La musique béninoise peine toujours à se faire une présence constante et imposante à l’international. Ainsi, les artistes locaux qui s’adonnent à une musique de recherche pour révéler les couleurs musicales béninoises, peinent à rendre compte de la richesse et de l’originalité de cette musique. Les sonorités proposées en n’ont pour beaucoup, parce que l’identité d’une musique réside notamment dans le son. Pour le musicien-chanteur Jah Baba, c’est même le fond du problème de la musique béninoise. Du haut de ses années d’expériences qui lui ont permis de toucher du doigt les réalités d’une musique de recherche sur les rythmes béninois, il confie : « La musique béninoise souffre du fait que les vraies sonorités des instruments traditionnels de chez nous ne sont pas reproduites sur bande comme cela se doit. Ça tue l’originalité et n’incite pas à aller vers cela sur le plan international.». Il s’explique : « Ces instruments traditionnels qui transmettent des émotions spécifiques, sont dans un état délicat par rapport à leur reproductivité sur les bandes. Quand par exemple on joue du kpézin –un tambour béninois ndlr- à côté de vous, vous ressentez quelque chose parce que cet instrument véhicule un message qui peut être une incantation ou une prière. Si les fréquences ne sont pas enregistrées comme il se doit, on n’aura pas le même effet quand on l’écoute d’une bande. Du coup, c’est des musiques qui ont une courte vie ; elles chutent et meurent. Mais si l’individu ressent les effets comme s’il était en contact naturel avec l’instrument, il a envie d’écouter, de réécouter pour toujours se mettre dans le bain. ».
Pour y remédier, il faut une école pour former des professionnels de prise de son à l’enregistrement spécifique qu’exigent ces instruments de musique béninois. Ce dont notre pays ne dispose pas encore. Comme alternative, Jah Baba à travers son centre culturel Africa Sound City sis à mènontin à Cotonou, met son expérience de musicien, ingénieur de son à profit pour cette formation. « Africa Sound City a trouvé urgent de dispenser des formations sur les différentes caractéristiques de prise de son. Il faut faire en sorte que les gens aient la connaissance nécessaire pour ne plus avoir peur d’enregistrer en live les instruments traditionnels » affirme l’artiste. C’est l’un des projets phares du centre de sa nouvelle saison artistique, qu’il a lancée 1er février 2018.

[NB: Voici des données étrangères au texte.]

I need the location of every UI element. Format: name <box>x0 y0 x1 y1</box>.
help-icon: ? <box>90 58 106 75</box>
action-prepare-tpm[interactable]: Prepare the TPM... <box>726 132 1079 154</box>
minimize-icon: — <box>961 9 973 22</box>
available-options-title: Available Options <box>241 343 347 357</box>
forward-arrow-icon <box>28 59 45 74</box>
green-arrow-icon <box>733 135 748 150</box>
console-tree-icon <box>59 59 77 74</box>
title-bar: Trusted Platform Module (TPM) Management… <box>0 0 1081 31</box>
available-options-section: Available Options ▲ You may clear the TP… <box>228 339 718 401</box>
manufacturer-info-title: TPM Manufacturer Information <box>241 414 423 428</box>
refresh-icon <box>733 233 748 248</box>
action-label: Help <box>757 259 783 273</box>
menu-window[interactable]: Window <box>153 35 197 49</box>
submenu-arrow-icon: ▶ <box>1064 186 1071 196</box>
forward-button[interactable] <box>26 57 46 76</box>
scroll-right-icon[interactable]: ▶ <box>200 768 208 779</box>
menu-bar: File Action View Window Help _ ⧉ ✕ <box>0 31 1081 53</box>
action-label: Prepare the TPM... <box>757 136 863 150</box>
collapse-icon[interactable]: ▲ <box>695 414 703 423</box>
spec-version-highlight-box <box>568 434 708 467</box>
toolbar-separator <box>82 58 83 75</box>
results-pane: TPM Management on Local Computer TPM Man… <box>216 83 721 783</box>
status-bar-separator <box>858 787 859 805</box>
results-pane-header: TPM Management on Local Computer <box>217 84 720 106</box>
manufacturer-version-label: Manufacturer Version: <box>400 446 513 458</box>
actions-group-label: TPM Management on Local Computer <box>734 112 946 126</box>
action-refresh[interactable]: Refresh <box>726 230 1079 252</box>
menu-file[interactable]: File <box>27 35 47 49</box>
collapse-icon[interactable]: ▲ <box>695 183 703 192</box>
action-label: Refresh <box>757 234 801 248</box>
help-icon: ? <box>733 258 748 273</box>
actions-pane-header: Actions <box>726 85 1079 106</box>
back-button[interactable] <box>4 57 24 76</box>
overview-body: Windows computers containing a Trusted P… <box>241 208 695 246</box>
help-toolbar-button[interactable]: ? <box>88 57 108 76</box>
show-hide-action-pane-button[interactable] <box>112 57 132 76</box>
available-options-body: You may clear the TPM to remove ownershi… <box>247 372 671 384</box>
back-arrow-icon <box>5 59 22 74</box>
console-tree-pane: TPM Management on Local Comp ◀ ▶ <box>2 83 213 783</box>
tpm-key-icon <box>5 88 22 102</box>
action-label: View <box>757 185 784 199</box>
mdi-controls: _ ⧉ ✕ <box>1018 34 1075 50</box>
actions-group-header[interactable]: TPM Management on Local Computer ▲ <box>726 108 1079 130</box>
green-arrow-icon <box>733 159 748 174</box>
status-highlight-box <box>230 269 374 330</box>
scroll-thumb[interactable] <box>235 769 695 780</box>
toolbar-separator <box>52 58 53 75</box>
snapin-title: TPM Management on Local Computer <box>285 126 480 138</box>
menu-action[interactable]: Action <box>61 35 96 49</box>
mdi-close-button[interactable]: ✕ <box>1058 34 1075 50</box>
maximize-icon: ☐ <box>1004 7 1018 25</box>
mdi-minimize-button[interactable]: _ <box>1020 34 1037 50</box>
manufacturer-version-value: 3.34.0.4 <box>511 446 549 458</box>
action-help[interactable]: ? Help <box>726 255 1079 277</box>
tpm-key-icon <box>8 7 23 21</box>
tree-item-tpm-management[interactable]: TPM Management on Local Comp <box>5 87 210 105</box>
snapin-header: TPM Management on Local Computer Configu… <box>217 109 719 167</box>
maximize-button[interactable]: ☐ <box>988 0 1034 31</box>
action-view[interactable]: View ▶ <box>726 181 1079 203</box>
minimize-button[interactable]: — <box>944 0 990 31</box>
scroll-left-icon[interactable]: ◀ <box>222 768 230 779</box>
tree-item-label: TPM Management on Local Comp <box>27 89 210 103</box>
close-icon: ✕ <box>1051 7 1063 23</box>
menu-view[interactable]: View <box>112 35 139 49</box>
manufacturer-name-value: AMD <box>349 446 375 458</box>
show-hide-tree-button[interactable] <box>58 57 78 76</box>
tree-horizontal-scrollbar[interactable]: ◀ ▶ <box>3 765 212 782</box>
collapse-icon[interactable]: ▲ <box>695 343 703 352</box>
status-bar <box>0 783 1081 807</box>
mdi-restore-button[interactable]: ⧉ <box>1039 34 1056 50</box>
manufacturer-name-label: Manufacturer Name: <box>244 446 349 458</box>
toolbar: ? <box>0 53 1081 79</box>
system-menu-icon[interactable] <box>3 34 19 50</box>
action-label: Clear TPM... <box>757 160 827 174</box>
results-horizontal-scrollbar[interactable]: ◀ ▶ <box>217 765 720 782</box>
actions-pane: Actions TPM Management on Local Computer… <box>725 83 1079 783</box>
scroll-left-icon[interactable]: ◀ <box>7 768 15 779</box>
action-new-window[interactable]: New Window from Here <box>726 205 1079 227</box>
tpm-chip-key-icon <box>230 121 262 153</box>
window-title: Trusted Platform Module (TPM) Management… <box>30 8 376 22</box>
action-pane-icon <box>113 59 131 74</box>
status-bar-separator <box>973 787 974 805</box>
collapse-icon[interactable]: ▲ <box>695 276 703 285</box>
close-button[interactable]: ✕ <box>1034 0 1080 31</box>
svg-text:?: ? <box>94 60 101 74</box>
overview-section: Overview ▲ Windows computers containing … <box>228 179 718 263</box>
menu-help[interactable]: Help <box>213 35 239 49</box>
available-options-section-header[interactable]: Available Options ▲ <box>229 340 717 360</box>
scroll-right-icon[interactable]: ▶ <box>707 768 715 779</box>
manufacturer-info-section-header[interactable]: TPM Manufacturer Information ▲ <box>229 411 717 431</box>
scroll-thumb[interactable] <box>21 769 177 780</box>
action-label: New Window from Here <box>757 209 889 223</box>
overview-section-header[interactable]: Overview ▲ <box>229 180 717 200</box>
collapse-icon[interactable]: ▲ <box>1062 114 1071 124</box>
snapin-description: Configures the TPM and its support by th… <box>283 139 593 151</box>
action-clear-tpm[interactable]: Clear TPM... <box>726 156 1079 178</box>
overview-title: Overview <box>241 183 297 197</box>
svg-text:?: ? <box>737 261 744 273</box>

D’autres opportunités de formation

Dans ses projets pour cette saison, on note que le centre est carrément dans une logique de renforcement du rôle formateur qu’il joue dans le domaine de la musique, en plus d’être un espace de création artistique et de diffusion. Outre la formation en prise de son, le centre propose également des sections pour la lumière. « Il faut créer l’environnement idéal pour que les spectacles puissent être vivants et instructifs.», indique l’artiste promoteur du centre. Egalement, il y a la formation continue en apprentissage des instruments de musique qui se poursuit à Africa Sound City. Ceci, dans le but de permettre à tout le monde, du moins tous ceux qui le désirent, d’avoir de la matière pour apprécier à leur juste valeur les musiques. « Les gens ont tellement consommé n’importe quoi, et c’est par rapport à ça qu’ils apprécient les œuvres produites. On va donc faire en sorte d’introduire dans les habitudes une petite connaissance de la musique, pour permettre à l’individu de bien choisir ce qu’il écoute, apprécier ce qu’il entend comme musique, rechercher ce que ça lui apporte, l’impact sur lui et sa famille.», informe Jah Baba. Il rassure de ce que c’est à des coûts très abordables afin de permettre à beaucoup de personnes de s’inscrire.